Friday, January 24, 2014
Great balls of fire
This ball lightning has got everywhere (like here and here and here), often inaccurately – the paper in Physical Review Letters doesn’t report the first time ball lightning has been captured on video, you can see several such events on YouTube. But it’s the first time that a spectrum of ball lightning has been captured, which lets us see what it’s made of. In this case, that’s apparently dirt: the spectrum shows atomic emission lines characteristic of silicon, calcium and iron. That seems to support the idea that this mysterious atmospheric phenomenon is caused by a conventional lightning strike vaporizing the soil – but actually it’s too early to say whether it supports any particular theory.
In any event, I got a preview of all this because I wrote the story for Physical Review Focus. And I have to say that the notion of conducting field observations on the Qinghai Plateau in the dark during a thunderstorm strikes me as not one of the most desirable jobs in science – Ping Yuan, the group leader, said in what I suspect is considerable understatement that this place is “difficult to access.”

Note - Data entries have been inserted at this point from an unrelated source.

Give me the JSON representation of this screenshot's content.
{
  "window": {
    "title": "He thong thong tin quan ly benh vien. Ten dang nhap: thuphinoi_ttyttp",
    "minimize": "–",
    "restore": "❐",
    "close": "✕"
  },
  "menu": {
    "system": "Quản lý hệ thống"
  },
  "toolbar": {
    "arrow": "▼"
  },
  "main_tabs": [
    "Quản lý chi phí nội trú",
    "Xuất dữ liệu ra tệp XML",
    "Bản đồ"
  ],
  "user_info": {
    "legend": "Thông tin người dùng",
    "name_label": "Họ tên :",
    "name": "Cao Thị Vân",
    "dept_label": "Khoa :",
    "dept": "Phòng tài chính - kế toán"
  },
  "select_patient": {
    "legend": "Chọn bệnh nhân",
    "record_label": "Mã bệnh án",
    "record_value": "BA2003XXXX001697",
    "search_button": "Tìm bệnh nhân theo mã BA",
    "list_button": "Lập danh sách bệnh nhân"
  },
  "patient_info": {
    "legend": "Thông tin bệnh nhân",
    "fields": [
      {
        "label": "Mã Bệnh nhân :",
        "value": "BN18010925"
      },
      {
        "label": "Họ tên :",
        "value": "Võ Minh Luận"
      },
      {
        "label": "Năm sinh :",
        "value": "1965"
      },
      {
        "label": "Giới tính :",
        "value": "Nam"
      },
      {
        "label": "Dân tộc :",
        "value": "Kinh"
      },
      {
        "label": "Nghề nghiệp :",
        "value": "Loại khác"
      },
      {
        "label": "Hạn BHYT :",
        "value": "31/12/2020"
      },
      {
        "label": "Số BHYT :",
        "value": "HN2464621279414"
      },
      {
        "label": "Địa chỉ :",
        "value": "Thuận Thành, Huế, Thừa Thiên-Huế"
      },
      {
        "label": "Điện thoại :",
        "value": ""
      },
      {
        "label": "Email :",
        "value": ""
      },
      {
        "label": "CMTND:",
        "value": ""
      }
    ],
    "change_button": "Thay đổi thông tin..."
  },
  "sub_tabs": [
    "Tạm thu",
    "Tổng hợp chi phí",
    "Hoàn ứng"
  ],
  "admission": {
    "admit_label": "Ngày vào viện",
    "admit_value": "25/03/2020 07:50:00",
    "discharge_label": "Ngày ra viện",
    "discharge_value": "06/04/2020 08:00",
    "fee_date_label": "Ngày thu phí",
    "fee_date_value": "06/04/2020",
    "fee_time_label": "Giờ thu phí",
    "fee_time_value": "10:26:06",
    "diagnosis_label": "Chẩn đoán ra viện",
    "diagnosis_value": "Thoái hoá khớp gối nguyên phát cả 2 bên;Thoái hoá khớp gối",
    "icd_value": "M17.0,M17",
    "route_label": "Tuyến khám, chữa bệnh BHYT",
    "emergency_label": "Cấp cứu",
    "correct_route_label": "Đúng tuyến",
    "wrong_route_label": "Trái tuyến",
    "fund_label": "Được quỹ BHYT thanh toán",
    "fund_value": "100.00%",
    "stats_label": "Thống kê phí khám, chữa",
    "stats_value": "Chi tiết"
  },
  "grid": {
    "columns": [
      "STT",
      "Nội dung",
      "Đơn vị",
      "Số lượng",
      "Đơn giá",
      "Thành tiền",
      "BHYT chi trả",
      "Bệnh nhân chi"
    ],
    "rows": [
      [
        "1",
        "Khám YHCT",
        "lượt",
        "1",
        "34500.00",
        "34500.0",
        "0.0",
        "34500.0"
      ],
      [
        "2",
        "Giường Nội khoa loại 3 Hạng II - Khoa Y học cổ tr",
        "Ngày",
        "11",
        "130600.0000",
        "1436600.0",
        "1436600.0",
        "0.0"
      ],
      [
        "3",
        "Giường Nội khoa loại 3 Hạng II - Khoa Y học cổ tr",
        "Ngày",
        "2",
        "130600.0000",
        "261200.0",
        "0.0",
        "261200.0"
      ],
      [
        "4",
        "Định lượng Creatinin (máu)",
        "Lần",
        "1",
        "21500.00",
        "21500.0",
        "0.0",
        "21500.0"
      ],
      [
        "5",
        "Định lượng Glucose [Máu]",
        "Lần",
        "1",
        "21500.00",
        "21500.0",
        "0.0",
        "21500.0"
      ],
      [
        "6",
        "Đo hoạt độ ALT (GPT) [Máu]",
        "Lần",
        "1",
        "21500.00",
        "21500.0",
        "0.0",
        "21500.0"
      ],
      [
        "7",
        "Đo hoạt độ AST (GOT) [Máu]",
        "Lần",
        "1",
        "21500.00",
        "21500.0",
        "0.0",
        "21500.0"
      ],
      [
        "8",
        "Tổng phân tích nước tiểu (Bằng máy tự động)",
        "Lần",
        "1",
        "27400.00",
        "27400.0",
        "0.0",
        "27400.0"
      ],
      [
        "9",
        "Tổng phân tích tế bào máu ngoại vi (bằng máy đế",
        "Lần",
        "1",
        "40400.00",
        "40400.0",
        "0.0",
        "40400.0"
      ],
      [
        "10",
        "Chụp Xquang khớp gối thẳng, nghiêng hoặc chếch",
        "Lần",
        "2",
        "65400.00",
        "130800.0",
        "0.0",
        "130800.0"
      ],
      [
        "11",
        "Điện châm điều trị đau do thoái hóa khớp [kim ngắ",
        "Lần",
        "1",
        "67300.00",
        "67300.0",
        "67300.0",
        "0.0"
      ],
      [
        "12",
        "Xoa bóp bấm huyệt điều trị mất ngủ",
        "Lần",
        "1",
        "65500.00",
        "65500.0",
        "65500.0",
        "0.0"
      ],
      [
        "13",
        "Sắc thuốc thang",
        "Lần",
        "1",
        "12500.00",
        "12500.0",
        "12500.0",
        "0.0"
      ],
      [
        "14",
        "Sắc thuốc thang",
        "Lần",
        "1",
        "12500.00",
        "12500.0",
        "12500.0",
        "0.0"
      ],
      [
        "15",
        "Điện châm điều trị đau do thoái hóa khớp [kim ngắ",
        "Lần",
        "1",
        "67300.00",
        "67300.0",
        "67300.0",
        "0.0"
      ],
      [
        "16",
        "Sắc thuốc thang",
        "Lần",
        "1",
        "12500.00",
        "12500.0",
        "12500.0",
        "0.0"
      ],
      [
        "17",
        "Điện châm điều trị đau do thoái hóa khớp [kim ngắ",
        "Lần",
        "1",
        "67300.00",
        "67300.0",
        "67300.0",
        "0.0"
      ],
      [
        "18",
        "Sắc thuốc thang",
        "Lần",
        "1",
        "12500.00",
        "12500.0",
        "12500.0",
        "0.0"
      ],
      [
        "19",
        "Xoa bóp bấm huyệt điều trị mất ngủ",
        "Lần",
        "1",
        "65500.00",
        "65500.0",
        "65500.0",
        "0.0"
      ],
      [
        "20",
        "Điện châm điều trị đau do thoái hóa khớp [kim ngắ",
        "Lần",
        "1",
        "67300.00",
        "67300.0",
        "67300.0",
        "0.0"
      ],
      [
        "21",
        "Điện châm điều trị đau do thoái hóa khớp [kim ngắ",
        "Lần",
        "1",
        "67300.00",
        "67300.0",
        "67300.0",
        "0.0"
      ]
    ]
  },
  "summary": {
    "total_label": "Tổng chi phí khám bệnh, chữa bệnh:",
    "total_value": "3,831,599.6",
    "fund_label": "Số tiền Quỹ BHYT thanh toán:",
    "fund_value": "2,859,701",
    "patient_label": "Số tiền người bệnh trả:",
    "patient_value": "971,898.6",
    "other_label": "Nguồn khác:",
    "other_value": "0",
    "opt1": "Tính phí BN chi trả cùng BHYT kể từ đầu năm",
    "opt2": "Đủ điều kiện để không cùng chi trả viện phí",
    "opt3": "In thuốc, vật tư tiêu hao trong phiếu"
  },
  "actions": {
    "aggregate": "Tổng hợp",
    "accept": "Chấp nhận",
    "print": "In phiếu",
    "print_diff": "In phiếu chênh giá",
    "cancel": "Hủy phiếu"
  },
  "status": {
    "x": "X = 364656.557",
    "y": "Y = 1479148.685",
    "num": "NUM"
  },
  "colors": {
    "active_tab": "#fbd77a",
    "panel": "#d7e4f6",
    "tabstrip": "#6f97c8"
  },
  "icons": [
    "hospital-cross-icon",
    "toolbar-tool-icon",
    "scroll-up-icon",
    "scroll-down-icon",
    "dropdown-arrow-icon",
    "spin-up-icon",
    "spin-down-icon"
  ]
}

It’s funny stuff, ball lightning. We used to regularly get papers submitted to Nature offering theories of it – these were particularly popular with the Russians – and I had the pleasure of publishing the oft-cited Japanese work in 1991 in which two researchers made what looked like a ball-lightning-style plasma ball in the lab. But we’ve still got a way to go in understanding it. Anyway, I’ve made a little video about this business too.
Addendum: Whoa, now I discover that I wrote this piece 14 years ago about the original theory that ball lightning is a bundle of vaporized dirt.